In the beginning, God created the heavens and the earth.
A passage that we hear echoed in John’s prologue.
The world began in darkness and chaos –
a formless void.
And then God spoke, and there was light.
A spark of something the world had never seen before:
light, and life.
God’s very self – piercing a hole in the darkness.
But though the darkness did not overcome the light…
the light also did not overcome the darkness.
In God’s creation, the darkness is not vanquished,
but kept at bay.
Relegated to the night sky,
the darkness is engaged in this cyclical dance
with the sun and the moon.
In God’s creation,
the darkness still has its place.
I would imagine that darkness has a place in your life.
That in addition to the many gifts and blessings you can count,
there are dark places.
Places where the light does not seem to reach.
I know that darkness has a place in this world.

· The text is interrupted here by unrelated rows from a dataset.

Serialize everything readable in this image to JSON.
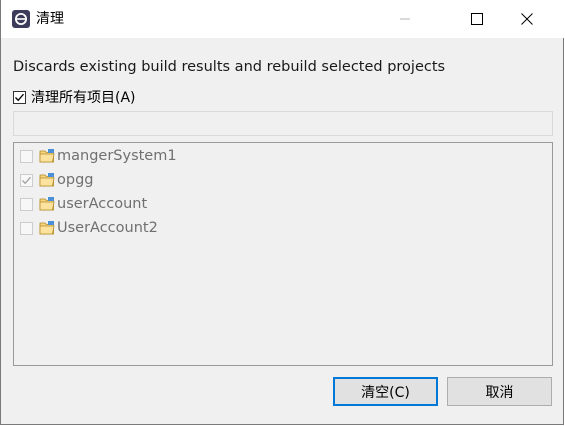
{
  "window": {
    "title": "清理",
    "controls": {
      "minimize": "minimize-icon",
      "maximize": "maximize-icon",
      "close": "close-icon"
    }
  },
  "dialog": {
    "description": "Discards existing build results and rebuild selected projects",
    "clean_all": {
      "label": "清理所有项目(A)",
      "checked": true
    },
    "filter": {
      "value": ""
    },
    "projects": [
      {
        "name": "mangerSystem1",
        "checked": false
      },
      {
        "name": "opgg",
        "checked": true
      },
      {
        "name": "userAccount",
        "checked": false
      },
      {
        "name": "UserAccount2",
        "checked": false
      }
    ]
  },
  "buttons": {
    "clean_label": "清空(C)",
    "cancel_label": "取消"
  },
  "colors": {
    "accent": "#0078d7",
    "disabled_text": "#707070"
  }
}
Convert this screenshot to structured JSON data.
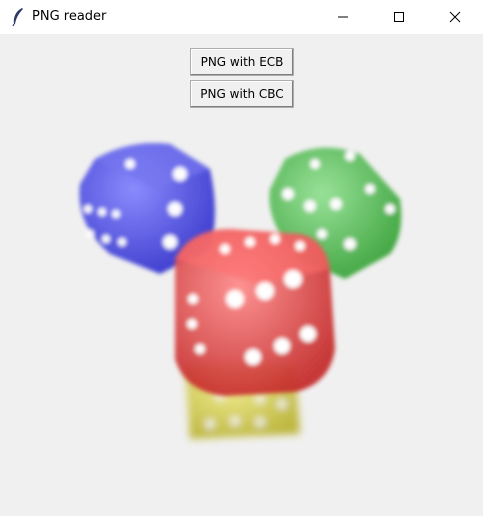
{
  "window": {
    "title": "PNG reader",
    "app_icon": "feather-icon",
    "controls": [
      "minimize-icon",
      "maximize-icon",
      "close-icon"
    ]
  },
  "buttons": {
    "ecb_label": "PNG with ECB",
    "cbc_label": "PNG with CBC"
  },
  "image": {
    "subject": "dice",
    "dice_colors": {
      "blue": "#3a3ad8",
      "green": "#3cb83c",
      "red": "#d83a3a",
      "yellow": "#c9c230"
    }
  }
}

That in addition to the many joyful and grace-filled places
across the face of the earth,
there are corners where the light does not seem to reach.
The truth is, we are surrounded by darkness.
The truth is that it is everywhere,
at every turn.
We will always have darkness to contend with.
God did not have vanquish it at the beginning of creation,
but instead, pierced it through. With light.
And where there is light, there is a path.
Part of my own work lately
has been to hear this verse not as a statement,
but as a promise.
A promise that God makes to me and to all of us:
The light shines in the darkness, and the darkness will not overcome it.
I promise that though the darkness is thick and dense,
it will not swallow you.
That though the days are short and bitter,
the earth will turn,
and the light will come again.
that death will not win,
and that you will walk in the light.
It is a promise that vanquishes our fear.
That isolates that lurking question,
and pierces it through.
We are not alone.
There is a light to guide us.
And the darkness shall not overcome it.